Леди Сент-Джеймс сидела в полном одиночестве.
Та ночь. Ужас ночи восьмилетней давности, когда родился ребенок.
Роды затянулись; впоследствии она какое-то время лежала без сил и дремала, радуясь, что все позади. Ей не понравилась беременность. Быть столь огромной, такой неуклюжей – кошмар. Но теперь она наконец переживала успех. Родился мальчик, которого назовут в честь деда: Джорджем. Однако главным для нее было то, что он наследник графа и с момента рождения обладает собственным титулом: маленький лорд Боктон. Услышав плач, она велела няньке принести малыша. Улыбнувшись, подняла повыше, чтобы рассмотреть его при свете свечи. И вмиг остолбенела.
Она рассчитывала на хорошенькое дитя. По крайней мере, белокурое, в родителей. Но волосы у маленького существа уже были темны. Еще диковиннее выглядела белая прядь посередине. Но даже она не шла в сравнение с тем, что обнаружилось следом. Разжав большим и указательным пальцем крохотный кулачок, графиня увидела нечто новое.
Она тихо вскрикнула.

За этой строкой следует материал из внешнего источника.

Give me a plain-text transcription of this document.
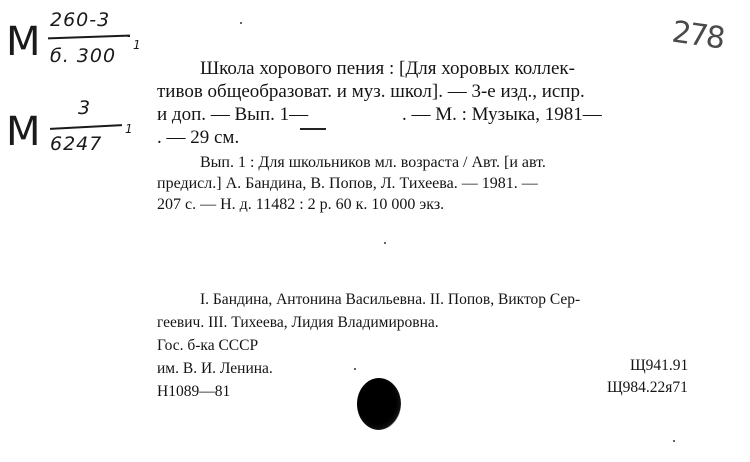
М 260-3
б. 300 1
М
3
6247
1
278
Школа хорового пения : [Для хоровых коллек-
тивов общеобразоват. и муз. школ]. — 3-е изд., испр.
и доп. — Вып. 1—	. — М. : Музыка, 1981—
. — 29 см.
Вып. 1 : Для школьников мл. возраста / Авт. [и авт.
предисл.] А. Бандина, В. Попов, Л. Тихеева. — 1981. —
207 с. — Н. д. 11482 : 2 р. 60 к. 10 000 экз.
I. Бандина, Антонина Васильевна. II. Попов, Виктор Сер-
геевич. III. Тихеева, Лидия Владимировна.
Гос. б-ка СССР
им. В. И. Ленина.
Н1089—81
Щ941.91
Щ984.22я71
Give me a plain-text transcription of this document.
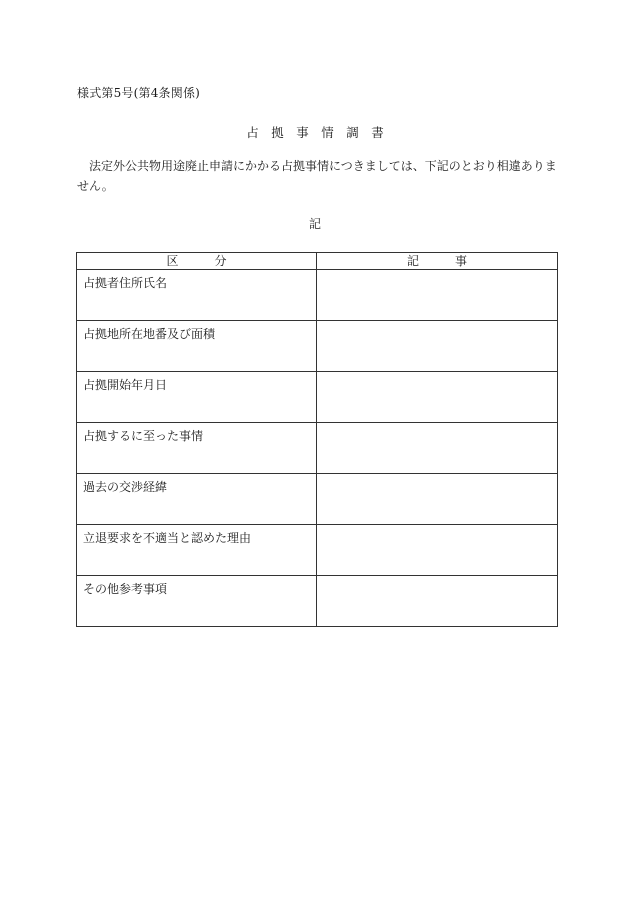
様式第5号(第4条関係)
占　拠　事　情　調　書

法定外公共物用途廃止申請にかかる占拠事情につきましては、下記のとおり相違ありません。

記
区　　　分	記　　　事
占拠者住所氏名	
占拠地所在地番及び面積	
占拠開始年月日	
占拠するに至った事情	
過去の交渉経緯	
立退要求を不適当と認めた理由	
その他参考事項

Ребенок родился с перепонками.
– Это не мой! – завизжала она. – Вы подсунули мне чужого! Куда делся мой?
– Да нет же, ваша светлость! – забожилась нянька. – Это ваш!
– Ведьма! Воровка! Не может этого быть!
Но тут вошел врач и заверил ее, что таким уж тот уродился.
«Боже правый, – подумала она, – как показать такое страшилище?» Ее охватил ужас: из-за ребенка, из-за себя, – но нет, она не виновата, и ужас вызвал муж, заставивший ее выносить этакое чудовище.
– Заберите его! – крикнула она и рухнула на подушку.
К счастью, дела призывали лорда Сент-Джеймса на север Англии, и он намеревался оставить ее в Лондоне одну. А у нее к тому времени созрел план.